CIGI Paper No. 97
SERIES: CIGI PAPERS SERIES
BY: JACQUELINE LOPOUR
Yemen’s humanitarian situation is arguably the worst humanitarian crisis in the world and the world is looking the other way. The United Nations reports that Yemen has more people — 21.2 million — in need of humanitarian aid than any other country including Syria. Yemen is in the midst of a civil war and reports of human rights violations are frequent. Millions are on the brink of famine, the country’s health system has collapsed and thousands of civilians have been killed or injured by fighting.
The number of refugees is steadily rising and Yemen is seriously in risk of becoming the next Syrian refugee crisis. Over 173,180 people have already left the country. Over 82,300 have fled the short distance to Somalia, Sudan, Djibouti and other countries in the Horn of Africa. Ironically, these countries have been struggling with their own crises and have generated hundreds of thousands of refugees of their own. Those fleeing Yemen are interested in seeking asylum in Europe and the West. Yemeni refugees are in close proximity to established migration routes that travel through Africa, across the Mediterranean and into Europe. In Yemen, over 2.5 million civilians have been displaced after a year of civil war, suggesting a potential refugee pool of millions as the crisis carries on.
With Yemen, the past is poised to repeat itself unless the world takes notice. Serious worldwide discussions on how to mitigate the current refugee problem did not take place until refugees began pouring across Europe’s borders. If this occurs with Yemen, Europe — as has been the case with the current crisis — will undoubtedly look to the rest of the world, including the United States and Canada, to share in this new refugee burden. Surges in refugee numbers will compound domestic concerns about security, extremism, radicalization and humanitarian obligations, while also exacerbating bilateral and multilateral tensions.

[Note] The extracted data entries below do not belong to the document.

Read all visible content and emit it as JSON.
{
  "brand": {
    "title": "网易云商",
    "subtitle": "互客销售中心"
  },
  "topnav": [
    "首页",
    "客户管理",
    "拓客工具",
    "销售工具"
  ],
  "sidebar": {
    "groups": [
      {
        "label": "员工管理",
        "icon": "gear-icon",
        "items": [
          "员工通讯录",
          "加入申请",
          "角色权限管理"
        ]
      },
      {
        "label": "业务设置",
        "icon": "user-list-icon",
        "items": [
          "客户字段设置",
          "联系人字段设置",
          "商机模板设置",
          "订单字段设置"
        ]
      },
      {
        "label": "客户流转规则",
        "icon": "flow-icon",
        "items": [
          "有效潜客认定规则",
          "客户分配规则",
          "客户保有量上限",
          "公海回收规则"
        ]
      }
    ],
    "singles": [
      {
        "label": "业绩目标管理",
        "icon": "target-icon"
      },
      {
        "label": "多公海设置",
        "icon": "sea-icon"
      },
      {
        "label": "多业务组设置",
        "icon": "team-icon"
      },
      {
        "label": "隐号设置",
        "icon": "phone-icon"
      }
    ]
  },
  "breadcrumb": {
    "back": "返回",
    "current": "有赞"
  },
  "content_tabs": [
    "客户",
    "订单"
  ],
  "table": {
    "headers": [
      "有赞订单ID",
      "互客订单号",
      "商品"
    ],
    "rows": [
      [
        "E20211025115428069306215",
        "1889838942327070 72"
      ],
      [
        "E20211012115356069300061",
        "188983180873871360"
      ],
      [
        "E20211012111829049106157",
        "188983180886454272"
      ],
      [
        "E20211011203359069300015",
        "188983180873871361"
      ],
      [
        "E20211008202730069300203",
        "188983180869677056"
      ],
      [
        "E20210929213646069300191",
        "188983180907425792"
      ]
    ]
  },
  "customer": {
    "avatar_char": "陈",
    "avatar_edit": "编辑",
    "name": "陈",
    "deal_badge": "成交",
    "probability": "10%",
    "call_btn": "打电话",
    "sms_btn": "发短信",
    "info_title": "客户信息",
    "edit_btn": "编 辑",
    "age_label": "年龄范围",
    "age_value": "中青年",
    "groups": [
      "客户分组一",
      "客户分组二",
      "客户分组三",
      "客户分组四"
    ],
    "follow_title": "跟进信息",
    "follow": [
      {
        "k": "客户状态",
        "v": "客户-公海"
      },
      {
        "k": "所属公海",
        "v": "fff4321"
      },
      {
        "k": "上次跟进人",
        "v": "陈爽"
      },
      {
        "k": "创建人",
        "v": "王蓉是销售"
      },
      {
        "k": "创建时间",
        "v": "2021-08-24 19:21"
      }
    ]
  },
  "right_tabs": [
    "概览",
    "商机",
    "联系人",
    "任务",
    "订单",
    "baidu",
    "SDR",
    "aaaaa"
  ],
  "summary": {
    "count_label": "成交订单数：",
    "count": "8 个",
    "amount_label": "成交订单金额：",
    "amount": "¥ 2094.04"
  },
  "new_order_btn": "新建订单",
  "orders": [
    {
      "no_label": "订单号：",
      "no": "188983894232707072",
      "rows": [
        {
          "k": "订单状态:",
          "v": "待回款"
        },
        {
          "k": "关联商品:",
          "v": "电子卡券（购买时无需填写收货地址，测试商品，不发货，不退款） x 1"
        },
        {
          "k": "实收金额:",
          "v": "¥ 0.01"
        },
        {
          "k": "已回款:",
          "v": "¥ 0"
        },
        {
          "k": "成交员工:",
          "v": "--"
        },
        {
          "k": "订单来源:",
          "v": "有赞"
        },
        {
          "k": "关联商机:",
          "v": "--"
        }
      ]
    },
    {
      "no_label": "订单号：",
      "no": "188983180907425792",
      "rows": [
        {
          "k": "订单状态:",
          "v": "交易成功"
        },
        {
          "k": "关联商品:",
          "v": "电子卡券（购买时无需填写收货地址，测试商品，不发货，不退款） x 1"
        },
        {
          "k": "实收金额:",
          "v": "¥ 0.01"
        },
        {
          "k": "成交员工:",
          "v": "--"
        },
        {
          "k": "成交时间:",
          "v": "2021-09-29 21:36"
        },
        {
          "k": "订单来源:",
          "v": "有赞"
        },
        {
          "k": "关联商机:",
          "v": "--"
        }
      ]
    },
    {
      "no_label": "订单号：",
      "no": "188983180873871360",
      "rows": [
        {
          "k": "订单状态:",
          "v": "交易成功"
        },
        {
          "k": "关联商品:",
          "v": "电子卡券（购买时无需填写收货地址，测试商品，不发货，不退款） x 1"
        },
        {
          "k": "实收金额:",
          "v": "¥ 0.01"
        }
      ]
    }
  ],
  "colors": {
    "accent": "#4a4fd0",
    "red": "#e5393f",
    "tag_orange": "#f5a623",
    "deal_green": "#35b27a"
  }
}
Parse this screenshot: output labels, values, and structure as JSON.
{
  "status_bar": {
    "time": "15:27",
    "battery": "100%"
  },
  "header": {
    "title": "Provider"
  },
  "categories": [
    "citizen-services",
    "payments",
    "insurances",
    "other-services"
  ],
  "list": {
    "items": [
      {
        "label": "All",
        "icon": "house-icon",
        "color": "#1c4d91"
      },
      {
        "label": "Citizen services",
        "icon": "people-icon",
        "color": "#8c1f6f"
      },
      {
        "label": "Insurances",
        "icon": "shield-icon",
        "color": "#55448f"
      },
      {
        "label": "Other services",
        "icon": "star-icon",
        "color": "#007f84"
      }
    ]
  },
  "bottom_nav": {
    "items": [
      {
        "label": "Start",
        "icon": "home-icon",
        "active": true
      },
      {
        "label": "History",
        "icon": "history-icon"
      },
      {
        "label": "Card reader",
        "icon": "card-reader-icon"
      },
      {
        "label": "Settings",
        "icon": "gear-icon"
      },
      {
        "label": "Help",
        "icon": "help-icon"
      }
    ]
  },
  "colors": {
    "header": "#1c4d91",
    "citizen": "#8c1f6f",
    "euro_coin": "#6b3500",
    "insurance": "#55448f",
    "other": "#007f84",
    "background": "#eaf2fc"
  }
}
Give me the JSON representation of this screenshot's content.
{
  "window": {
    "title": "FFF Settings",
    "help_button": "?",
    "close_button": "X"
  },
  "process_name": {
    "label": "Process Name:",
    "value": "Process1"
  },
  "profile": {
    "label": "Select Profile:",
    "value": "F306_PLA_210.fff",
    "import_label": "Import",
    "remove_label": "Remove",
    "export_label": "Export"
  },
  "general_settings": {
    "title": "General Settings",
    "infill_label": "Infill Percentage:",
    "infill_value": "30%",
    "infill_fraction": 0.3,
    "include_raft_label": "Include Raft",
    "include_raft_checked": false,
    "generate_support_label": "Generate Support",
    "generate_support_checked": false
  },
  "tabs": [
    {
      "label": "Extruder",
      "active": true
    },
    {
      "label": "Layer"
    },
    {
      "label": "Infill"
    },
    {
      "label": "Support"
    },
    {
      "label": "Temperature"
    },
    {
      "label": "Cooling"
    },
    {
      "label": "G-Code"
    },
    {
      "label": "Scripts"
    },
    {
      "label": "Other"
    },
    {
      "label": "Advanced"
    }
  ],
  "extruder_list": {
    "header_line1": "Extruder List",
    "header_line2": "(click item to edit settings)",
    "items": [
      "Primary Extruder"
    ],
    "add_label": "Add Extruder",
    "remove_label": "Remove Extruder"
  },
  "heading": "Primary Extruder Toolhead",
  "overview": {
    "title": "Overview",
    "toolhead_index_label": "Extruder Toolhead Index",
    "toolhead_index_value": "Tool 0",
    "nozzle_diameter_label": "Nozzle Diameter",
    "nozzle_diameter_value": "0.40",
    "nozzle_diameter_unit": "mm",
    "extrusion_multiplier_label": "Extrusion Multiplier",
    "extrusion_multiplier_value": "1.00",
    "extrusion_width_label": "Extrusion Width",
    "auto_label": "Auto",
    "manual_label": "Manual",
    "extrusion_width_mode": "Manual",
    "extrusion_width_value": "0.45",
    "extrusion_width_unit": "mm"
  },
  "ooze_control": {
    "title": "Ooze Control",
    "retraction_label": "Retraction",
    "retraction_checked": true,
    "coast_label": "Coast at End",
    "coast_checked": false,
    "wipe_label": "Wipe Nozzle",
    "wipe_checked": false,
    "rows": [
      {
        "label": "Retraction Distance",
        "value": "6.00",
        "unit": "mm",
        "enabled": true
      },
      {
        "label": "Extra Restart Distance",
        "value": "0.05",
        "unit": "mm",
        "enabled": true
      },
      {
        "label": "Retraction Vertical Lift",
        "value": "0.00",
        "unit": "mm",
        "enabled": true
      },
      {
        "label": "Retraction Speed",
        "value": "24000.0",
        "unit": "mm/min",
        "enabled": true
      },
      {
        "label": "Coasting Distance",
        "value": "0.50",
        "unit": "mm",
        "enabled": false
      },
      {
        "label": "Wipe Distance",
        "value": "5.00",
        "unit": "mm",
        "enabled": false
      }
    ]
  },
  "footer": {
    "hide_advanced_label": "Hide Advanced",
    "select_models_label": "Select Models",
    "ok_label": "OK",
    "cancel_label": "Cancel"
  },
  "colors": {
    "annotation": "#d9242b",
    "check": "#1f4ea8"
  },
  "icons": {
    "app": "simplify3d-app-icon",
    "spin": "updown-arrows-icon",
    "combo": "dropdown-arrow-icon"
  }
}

International attention and aid funding is desperately needed and could be critical to helping forestall a Yemeni refugee crisis before it begins. However, the crisis in Yemen has been largely under-reported and overshadowed by other conflicts such as Syria. International donors in 2015 provided only half of the estimated US$1.6 billion dollars that the United Nations requested for Yemen (UN Office for the Coordination Humanitarian Affairs [UNOCHA] 2015f), and the window for preventative action is closing. The global community has spent billions reacting to the Syrian refugee crisis. Unless donors act now to address the severity of Yemen’s humanitarian crisis, the cost — both human and financial — will soar much higher.
An independent, impartial inquiry into alleged human rights violations by all parties in the conflict provides another opportunity to address Yemen’s humanitarian catastrophe. International support for UN-initiated peace talks — to include pressure on Saudi Arabia and Iran, who are both active players in the Yemen conflict — is equally essential to mitigating Yemen’s humanitarian disaster, ending the conflict, and ensuring that Yemen’s displaced citizens can ultimately return home.